7.3.2 Epigenetic Effects

Epigenetics are critical to physiological processes that require long-term changes to the cell’s gene expression program, e.g. during embryogenesis epigenetic process ensure that distinct cell populations develop from the initial omnipotent stem cells that then make up the different germ layers or later on the distinct tissue lineages. Within the body such processes are also continuously active during the cell’s terminal differentiation. For example, epigenetic changes ensure that cells are associated with fixed lineages and that differentiation follows specific pathways.

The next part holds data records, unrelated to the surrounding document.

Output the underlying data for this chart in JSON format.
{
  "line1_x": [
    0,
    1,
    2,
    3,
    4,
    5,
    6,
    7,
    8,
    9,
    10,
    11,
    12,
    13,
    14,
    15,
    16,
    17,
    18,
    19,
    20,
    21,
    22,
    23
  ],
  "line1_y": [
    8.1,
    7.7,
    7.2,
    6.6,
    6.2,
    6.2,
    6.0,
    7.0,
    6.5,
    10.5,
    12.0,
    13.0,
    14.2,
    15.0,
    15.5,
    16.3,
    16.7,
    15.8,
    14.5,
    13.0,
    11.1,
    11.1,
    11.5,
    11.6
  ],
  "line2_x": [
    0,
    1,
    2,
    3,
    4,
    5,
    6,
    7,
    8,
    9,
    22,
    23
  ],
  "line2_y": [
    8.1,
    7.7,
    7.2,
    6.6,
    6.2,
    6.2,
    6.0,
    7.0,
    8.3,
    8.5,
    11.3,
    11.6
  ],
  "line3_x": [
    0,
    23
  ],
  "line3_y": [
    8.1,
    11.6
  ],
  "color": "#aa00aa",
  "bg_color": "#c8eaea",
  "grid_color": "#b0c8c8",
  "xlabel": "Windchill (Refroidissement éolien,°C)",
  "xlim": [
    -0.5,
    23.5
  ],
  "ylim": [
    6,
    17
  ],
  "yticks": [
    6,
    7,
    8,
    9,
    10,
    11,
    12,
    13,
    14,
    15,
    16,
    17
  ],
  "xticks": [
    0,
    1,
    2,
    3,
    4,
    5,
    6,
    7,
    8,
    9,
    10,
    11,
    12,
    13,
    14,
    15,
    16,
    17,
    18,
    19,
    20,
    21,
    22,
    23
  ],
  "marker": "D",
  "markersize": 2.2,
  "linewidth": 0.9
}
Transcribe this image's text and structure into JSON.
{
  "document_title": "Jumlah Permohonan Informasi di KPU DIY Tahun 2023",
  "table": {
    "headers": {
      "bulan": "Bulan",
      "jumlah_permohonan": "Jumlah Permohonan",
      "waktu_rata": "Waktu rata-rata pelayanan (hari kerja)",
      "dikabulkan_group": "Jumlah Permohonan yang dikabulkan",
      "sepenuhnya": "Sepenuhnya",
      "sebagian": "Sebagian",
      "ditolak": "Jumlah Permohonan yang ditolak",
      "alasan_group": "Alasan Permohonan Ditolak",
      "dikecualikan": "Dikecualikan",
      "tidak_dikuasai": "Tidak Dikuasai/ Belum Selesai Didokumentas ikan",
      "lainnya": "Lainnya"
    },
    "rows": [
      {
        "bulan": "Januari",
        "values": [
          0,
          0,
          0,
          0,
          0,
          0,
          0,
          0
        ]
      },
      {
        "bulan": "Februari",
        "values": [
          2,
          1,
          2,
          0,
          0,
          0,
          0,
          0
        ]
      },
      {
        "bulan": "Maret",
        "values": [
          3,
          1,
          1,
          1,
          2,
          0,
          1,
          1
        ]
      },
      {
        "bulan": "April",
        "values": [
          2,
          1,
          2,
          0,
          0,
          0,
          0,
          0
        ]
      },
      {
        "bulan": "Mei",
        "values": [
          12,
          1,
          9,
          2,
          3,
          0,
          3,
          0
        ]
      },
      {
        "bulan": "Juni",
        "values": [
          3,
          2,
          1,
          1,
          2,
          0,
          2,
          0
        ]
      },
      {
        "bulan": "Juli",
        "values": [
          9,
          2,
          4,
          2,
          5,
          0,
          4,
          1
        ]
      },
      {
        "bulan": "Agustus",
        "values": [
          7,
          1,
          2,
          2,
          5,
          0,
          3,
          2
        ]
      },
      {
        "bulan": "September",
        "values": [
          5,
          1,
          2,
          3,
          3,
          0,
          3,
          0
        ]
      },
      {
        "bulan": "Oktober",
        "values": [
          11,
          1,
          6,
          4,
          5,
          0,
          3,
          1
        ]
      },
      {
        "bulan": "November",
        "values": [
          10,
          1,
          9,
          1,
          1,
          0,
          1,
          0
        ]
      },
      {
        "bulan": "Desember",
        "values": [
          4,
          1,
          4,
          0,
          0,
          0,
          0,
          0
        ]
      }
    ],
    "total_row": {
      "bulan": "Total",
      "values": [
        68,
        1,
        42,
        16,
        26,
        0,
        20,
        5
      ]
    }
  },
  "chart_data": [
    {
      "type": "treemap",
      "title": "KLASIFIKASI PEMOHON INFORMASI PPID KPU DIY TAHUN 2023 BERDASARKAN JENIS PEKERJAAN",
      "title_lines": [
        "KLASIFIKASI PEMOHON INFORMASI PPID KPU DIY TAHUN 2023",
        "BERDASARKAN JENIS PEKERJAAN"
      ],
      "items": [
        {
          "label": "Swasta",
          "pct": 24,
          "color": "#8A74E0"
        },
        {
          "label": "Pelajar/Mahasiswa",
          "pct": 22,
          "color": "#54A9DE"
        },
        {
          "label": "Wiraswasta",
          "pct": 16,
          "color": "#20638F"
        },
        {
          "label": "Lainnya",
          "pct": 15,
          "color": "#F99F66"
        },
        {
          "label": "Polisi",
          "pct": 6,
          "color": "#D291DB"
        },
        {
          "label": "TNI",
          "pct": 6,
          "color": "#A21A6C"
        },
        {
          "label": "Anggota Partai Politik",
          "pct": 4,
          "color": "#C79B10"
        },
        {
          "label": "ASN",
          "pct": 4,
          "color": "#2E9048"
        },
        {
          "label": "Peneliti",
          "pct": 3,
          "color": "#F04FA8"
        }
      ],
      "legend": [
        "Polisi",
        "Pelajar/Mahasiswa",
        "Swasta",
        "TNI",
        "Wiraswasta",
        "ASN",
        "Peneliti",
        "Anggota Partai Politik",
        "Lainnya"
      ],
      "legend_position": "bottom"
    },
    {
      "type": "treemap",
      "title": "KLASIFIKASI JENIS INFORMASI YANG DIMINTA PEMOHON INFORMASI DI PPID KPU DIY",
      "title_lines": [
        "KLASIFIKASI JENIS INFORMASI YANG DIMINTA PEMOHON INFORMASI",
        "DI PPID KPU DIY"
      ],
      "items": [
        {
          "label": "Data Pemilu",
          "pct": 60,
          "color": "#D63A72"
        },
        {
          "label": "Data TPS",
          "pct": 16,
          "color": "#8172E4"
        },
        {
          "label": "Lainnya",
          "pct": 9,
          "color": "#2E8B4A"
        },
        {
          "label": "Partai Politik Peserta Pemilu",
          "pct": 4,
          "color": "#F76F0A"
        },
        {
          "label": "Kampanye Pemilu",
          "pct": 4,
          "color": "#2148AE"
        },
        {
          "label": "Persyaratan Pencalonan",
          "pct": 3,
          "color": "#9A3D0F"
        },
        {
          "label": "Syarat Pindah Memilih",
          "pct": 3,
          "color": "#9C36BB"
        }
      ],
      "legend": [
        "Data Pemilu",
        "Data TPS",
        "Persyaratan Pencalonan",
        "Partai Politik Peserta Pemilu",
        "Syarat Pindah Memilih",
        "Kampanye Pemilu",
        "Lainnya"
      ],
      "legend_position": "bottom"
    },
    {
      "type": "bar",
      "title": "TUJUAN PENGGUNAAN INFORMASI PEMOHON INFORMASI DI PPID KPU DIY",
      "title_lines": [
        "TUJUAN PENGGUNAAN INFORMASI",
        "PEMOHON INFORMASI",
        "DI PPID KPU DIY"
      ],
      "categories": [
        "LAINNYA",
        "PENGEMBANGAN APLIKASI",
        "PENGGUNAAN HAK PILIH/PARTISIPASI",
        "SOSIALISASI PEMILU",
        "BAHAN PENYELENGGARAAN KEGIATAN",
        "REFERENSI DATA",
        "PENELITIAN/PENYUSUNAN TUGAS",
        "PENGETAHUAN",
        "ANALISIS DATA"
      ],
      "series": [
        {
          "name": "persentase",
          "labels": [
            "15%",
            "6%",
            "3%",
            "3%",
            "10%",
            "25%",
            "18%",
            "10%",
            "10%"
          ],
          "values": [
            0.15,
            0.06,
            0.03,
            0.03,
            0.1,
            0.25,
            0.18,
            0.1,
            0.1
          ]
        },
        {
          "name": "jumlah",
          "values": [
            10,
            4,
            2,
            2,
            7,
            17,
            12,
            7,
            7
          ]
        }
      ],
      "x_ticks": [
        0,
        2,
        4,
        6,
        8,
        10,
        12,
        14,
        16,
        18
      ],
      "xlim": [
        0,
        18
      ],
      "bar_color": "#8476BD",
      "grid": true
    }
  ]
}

Environmental factors such as exposure to specific chemical can change the balance of these epigenetic processes. Thus, exposure to environmental factors during early pregnancy could allow the developing embryo to adapt to the environment it will be born into. These epigenetic changes in the embryo may therefore affect the phenotype of the offspring in profound ways: For example, severe war-time famine in the so-called Dutch Hunger Winter at the end of World War II lead to adverse metabolic profiles (suboptimal glucose handling, higher body mass index (BMI), elevated total and low-density lipoprotein (LDL) cholesterol) in the off-spring of pregnant mothers exposed to these events. It is becoming increasingly clear that these effects can also affect the next generation (grand children) e.g. affecting their likelihood to develop diabetes in later life {Wei, Schatten, and Sun (2015)}.

See also20

Mutations and epimutations lead to heritable changes that can lead to cell transformation and can be passed on to daughter cells.